Corta para 2026. Estamos todos vidrados em Star Wars: Maul – Shadow Lord, e o sexto episódio, intitulado “Night of the Hunted”, nos deu uma aula prática de hierarquia e, principalmente, de limites. O Inquisidor Marrok — que já conhecemos de outras batalhas — está de volta, mas uma cena específica deixou claro que, no “benchmarking” da Força, ele ainda está rodando em hardware de entrada enquanto Vader é um supercomputador quântico.
O Momento da Verdade no Episódio 6
No episódio, Marrok chega à casa do Capitão Lawson e entra em um duelo intenso com o Jedi Eeko-Dio Daki e Devon Izara. A luta é coreografada de forma magistral, mostrando que Marrok é um perigo real para a maioria dos sobreviventes. Porém, o ponto alto não é o que ele fez, mas o que ele não conseguiu fazer.

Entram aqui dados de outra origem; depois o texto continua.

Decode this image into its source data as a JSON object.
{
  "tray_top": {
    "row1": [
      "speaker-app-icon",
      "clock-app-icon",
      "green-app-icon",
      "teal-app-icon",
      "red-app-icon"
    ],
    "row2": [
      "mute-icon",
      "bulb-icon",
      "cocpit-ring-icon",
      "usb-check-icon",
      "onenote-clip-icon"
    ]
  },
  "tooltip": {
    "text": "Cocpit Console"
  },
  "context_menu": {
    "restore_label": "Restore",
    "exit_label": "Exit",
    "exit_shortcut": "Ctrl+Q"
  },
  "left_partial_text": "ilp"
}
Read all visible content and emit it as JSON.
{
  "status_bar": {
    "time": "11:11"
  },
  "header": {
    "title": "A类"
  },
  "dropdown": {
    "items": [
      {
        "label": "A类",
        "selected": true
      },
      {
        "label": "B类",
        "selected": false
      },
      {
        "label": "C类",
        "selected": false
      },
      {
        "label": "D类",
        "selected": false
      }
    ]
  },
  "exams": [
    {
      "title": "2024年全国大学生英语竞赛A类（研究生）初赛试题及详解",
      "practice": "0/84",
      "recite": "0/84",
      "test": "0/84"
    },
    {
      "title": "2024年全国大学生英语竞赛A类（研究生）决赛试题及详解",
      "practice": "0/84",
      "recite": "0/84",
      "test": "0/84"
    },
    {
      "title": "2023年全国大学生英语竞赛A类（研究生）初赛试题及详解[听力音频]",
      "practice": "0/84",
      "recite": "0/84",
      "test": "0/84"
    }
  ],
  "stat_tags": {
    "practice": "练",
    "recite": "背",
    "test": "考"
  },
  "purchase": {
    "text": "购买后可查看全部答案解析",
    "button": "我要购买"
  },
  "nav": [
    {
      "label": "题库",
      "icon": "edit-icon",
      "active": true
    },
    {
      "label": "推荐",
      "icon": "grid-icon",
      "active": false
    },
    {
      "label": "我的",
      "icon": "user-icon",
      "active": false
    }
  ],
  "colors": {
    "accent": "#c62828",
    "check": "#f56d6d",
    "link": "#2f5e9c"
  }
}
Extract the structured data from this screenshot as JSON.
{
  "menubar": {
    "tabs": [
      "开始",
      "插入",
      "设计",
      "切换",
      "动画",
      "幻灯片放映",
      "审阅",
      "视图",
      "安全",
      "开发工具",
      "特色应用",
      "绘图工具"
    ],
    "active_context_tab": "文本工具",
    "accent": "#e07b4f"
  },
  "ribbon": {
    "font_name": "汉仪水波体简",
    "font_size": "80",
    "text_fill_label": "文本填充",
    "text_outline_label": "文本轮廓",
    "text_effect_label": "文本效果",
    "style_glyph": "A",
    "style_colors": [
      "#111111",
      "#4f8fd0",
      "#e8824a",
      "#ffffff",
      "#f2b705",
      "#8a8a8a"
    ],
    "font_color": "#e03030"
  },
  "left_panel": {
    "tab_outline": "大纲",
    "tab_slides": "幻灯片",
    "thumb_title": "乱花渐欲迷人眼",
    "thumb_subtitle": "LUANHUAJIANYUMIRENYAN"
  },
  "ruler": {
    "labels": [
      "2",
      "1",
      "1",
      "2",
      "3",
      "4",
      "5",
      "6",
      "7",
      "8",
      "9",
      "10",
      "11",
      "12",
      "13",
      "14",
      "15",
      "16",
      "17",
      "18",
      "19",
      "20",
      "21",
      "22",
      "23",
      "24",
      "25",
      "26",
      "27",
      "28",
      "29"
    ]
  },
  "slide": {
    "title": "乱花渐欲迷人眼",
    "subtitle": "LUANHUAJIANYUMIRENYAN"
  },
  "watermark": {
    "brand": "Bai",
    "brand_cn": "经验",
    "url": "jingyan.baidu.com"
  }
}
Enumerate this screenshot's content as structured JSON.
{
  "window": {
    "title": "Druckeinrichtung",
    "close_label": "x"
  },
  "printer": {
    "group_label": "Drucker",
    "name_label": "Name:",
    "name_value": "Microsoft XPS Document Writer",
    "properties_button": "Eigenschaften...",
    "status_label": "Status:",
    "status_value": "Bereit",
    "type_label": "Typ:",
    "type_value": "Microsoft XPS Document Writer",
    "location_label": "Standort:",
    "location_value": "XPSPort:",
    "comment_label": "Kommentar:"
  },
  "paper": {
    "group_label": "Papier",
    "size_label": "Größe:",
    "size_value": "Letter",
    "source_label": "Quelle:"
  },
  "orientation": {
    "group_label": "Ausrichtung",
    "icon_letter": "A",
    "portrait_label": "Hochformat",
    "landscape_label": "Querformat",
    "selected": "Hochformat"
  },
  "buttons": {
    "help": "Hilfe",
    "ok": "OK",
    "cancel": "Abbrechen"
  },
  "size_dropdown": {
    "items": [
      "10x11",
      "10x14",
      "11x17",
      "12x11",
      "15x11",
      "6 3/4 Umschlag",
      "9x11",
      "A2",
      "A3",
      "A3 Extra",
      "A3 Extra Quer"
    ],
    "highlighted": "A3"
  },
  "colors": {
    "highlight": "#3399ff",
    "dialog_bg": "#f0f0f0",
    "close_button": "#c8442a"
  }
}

Quando o grupo de heróis consegue embarcar em uma nave de transporte imperial e decola, Marrok fica ali, parado, apenas observando a nave sumir no horizonte de Janix. Para quem assistiu à série do Obi-Wan Kenobi (2022), a comparação foi inevitável e dolorosa.
O “Padrão Vader” de Interceptação
Lembra daquela cena no quinto episódio de Obi-Wan Kenobi? Vader está perseguindo o grupo de refugiados e, sem nem suar a armadura, ele simplesmente segura uma nave de transporte no ar com a Força e a traz de volta ao chão, rasgando a fuselagem como se fosse papel.
A diferença aqui é gritante:
- Marrok: Viu a nave fugir e optou por mandar outras naves perseguirem o alvo. Ele conhece suas limitações, tentar segurar aquele “motor” na raça provavelmente fritaria o sistema dele.
- Vader: Ele é a personificação do poder bruto. Se Vader estivesse no encalço de Daki e Devon, aquela nave não teria subido dez metros antes de ser esmagada como uma latinha de refrigerante.
Marrok é um caçador habilidoso, mas falta a ele a “largura de banda” que só um Skywalker (ou um Sidious) possui. Ele é um Inquisidor eficiente, mas ainda é um funcionário do baixo clero perto da força da natureza que é o seu mestre.
O Dono da Voz no Holograma
O episódio termina com um gancho que deixou a internet em chamas: Marrok reportando a situação para um holograma misterioso. Embora o rosto não seja revelado, ele se refere à figura como “Meu Lorde”. Se as teorias estiverem certas, o Império está perdendo a paciência com o Maul e suas operações criminosas.
Se os Inquisidores não estão dando conta do recado — e o Marrok provou que tem seus limites — o próximo passo lógico é enviar o “Gerente de Crises” definitivo. Tudo indica que estamos caminhando para o confronto que os fãs sonham há anos: Vader vs. Maul. E, sinceramente, se isso acontecer, o Marrok vai parecer apenas um espectador na primeira fila, assim como nós.
Que a Força esteja com você (e que sua nave nunca seja alvo de um Lorde Sith)!